Sağlık sorunları varsaydı; hatta bileklerinde daha önce canına kıyma teşebbüsüne bağlı kesikler söz konusuysaydı; bir genç insanın hayatı bu kadar ucuz olmamalıydı!
Yanında refakatçisi olmalıydı…
-*-*-
Askerdeyken, bir astsubay arkadaşımızın sorunu olmuştu…
Havaalanına kadar yanında üç kişi gitmiştik…
Ankara Gülhane Askeri Hastanesi’ne gidecekti ve bizim taburun doktoru yedek subay da eşlik etmişti…
-*-*-
Sordum…
Terhis olanlar, bazen uçuş saatinden bir gün önce havaalanına getirilip bırakılıyor…
24 saat bekleyip biniyor bazıları uçağa…
Bunu da öğrendim…
-*-*-
Ve Libya’da bir küçük balıkçı teknesi…
Aralık ayının ortası…
16’sı…
Akdeniz dalgalı…
-*-*-
Bu tekneye, çoğunluğu, hatta tamamı Afrikalı 85 kişi biniyor…

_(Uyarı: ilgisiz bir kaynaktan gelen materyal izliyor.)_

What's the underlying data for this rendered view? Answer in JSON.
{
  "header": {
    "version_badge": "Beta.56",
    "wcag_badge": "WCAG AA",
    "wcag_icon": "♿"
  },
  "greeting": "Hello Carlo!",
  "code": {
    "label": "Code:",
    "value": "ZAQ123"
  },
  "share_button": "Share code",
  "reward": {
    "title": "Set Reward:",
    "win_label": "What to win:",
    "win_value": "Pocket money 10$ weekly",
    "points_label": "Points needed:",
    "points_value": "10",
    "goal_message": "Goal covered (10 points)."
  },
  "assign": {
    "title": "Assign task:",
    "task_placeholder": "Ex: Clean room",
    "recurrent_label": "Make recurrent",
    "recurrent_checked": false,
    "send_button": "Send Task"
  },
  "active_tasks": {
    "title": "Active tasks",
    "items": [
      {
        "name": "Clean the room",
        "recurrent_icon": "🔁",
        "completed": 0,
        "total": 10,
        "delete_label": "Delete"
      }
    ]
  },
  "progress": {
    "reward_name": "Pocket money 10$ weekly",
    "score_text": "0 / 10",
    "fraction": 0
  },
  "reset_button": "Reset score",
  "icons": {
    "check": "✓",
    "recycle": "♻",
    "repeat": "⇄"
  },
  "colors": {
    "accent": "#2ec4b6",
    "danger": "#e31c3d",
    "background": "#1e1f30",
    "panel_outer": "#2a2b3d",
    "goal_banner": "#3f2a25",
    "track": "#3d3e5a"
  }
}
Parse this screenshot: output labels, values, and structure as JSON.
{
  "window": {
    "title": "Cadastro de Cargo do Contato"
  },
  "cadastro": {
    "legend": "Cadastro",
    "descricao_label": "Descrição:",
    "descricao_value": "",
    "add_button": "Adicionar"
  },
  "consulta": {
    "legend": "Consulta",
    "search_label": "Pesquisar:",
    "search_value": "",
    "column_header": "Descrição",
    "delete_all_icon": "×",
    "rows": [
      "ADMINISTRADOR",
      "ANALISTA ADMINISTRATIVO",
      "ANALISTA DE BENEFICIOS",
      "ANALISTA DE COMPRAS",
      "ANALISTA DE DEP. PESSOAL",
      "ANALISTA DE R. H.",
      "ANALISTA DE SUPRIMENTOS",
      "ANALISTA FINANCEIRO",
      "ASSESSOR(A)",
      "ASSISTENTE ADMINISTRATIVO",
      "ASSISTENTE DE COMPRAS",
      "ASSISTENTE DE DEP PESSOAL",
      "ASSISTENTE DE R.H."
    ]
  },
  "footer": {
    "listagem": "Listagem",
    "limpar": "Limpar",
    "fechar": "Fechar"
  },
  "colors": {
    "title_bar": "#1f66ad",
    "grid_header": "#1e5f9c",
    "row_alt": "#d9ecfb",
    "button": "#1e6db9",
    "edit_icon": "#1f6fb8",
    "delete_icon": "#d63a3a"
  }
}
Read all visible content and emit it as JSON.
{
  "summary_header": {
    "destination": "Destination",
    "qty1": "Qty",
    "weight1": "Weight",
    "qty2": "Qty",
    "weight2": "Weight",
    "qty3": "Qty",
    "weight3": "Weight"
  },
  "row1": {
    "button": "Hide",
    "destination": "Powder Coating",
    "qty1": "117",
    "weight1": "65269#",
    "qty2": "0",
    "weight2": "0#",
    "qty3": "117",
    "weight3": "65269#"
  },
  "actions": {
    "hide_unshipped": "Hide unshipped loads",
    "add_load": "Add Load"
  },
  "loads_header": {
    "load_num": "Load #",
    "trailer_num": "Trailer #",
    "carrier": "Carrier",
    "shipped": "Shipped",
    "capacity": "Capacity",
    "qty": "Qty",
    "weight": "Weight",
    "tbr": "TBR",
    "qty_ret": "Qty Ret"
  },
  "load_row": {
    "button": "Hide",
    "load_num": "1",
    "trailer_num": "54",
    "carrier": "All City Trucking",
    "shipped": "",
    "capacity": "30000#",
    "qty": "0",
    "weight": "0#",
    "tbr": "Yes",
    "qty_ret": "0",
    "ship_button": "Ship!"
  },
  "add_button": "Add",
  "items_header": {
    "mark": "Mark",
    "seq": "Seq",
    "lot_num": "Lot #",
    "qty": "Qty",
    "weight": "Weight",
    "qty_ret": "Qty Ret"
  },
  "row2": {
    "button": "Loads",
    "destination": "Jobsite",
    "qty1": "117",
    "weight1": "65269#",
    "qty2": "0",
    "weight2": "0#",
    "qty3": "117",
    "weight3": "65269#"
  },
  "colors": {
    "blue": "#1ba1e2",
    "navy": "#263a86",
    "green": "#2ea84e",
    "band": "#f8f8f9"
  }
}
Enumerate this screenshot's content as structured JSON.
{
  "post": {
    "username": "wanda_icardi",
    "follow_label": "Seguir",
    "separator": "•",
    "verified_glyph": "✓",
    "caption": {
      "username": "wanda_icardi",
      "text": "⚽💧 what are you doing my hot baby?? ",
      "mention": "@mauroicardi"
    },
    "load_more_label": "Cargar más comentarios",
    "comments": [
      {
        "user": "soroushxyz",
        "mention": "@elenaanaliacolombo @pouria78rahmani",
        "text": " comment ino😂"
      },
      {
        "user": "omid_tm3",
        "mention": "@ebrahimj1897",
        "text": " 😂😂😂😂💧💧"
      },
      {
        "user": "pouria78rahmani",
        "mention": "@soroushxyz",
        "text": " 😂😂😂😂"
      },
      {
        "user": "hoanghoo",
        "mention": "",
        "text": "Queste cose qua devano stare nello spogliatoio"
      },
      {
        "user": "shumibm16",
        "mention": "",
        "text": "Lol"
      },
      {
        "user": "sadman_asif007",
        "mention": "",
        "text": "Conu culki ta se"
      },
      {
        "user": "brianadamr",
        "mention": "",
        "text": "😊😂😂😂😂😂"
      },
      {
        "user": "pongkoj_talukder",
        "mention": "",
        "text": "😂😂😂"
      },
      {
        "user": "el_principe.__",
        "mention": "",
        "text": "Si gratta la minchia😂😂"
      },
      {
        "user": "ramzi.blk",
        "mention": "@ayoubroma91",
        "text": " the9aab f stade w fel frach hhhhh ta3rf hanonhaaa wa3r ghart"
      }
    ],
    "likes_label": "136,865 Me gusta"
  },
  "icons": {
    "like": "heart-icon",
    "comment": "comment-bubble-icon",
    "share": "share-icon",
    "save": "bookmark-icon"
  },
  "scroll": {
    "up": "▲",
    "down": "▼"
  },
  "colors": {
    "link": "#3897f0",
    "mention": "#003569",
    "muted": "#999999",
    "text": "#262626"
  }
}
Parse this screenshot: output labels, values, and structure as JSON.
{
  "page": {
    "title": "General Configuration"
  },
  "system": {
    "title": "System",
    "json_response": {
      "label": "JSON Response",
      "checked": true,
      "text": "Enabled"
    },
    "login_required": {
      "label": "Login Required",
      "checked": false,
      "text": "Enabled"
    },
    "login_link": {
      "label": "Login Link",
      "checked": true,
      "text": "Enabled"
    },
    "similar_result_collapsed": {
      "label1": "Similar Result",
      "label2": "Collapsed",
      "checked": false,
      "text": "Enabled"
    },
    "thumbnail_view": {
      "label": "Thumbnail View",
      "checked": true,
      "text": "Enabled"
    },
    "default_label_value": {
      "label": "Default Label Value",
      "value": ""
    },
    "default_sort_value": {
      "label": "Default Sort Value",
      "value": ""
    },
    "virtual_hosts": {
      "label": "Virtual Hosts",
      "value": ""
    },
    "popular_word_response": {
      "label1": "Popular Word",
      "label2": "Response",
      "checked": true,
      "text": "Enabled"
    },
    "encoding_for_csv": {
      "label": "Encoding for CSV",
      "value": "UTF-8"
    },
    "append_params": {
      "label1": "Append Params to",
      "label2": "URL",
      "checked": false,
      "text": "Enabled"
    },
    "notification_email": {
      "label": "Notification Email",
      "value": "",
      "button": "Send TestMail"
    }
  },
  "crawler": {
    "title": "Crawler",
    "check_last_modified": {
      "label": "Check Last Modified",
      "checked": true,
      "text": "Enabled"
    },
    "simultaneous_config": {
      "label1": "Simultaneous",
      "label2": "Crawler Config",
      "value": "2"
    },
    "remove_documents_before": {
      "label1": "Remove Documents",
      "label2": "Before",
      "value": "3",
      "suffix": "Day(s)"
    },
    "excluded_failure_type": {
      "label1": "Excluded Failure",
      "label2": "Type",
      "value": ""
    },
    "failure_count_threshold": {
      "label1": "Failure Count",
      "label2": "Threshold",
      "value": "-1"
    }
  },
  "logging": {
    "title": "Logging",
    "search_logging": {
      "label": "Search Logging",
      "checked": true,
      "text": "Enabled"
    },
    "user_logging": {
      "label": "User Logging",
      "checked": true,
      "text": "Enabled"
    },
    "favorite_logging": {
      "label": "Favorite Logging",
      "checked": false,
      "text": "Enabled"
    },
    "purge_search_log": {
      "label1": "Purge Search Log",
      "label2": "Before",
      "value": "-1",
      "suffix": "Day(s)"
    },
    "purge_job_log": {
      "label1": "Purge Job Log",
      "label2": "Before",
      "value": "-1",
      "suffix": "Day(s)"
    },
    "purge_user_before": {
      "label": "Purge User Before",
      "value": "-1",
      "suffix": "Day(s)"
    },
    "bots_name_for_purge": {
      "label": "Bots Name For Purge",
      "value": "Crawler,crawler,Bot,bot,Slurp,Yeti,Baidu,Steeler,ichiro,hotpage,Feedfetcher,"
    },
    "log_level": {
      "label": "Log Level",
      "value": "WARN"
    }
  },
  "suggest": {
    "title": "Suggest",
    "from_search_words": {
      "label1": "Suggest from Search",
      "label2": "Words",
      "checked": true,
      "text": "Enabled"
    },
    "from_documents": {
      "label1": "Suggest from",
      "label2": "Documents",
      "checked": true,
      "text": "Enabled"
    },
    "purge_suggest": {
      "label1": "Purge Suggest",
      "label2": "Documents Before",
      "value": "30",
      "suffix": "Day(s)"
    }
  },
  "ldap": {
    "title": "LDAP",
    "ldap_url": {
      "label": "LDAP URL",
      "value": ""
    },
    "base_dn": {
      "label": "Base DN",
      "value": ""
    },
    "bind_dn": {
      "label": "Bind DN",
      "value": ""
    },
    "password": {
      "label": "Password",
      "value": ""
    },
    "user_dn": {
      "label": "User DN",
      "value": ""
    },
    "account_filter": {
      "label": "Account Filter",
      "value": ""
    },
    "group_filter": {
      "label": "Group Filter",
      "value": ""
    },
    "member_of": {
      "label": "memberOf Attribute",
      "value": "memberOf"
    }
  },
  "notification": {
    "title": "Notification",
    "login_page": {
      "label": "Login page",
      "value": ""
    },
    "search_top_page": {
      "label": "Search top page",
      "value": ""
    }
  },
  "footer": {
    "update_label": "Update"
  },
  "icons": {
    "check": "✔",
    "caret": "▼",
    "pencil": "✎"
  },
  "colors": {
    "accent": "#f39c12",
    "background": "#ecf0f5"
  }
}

Akdeniz’i geçecekler ve “yaşamak” için İtalya’ya, oradan da Avrupa’ya geçebilme hayalini uygulamaya sokacaklar…
-*-*-
Ve ajansalarda, haber sitelerinde bir haber: “… Uluslararası Göç Örgütü (IOM), Libya açıklarında bir gemi kazasında 60'tan fazla göçmenin boğulduğuna inanıldığını söyledi. Hayatta kalanlardan bahseden IOM, Cumartesi günü geminin yaklaşık 86 kişiyle birlikte Zuwara şehrinden ayrıldığını söyledi. Yüksek dalgaların tekneyi sular altında bıraktığını ve aralarında çocukların da bulunduğu 61 göçmenin kaybolduğunu ve öldüğünün tahmin edildiğini söyledi…”
-*-*-
Ne kadar basit bir haber değil mi?
Tıklım tıklım bir tekneye doluşmuş 86 kişi!
Bunlardan 25’i kurtuluyor!
Ama 61’i denizin derinliklerinde kaybolmuş!
-*-*-
Bazı bilgiler paylaşayım sizlerle…
IOM, yalnızca bu yıl Akdeniz’i geçmeye çalışırken 2 bin 200'den fazla kişinin boğulduğunu ve bunun da burayı dünyadaki en tehlikeli göç yollarından biri haline getirdiğini tahmin ediyor.
AFP haber ajansının haberine göre kurum, son olaydaki kurbanların çoğu Nijerya, Gambiya ve diğer Afrika ülkelerinden…
Hayatta kalan 25 kişinin Libya'daki bir gözaltı merkezine nakledildiği ve tıbbi destek verildiği belirtildi.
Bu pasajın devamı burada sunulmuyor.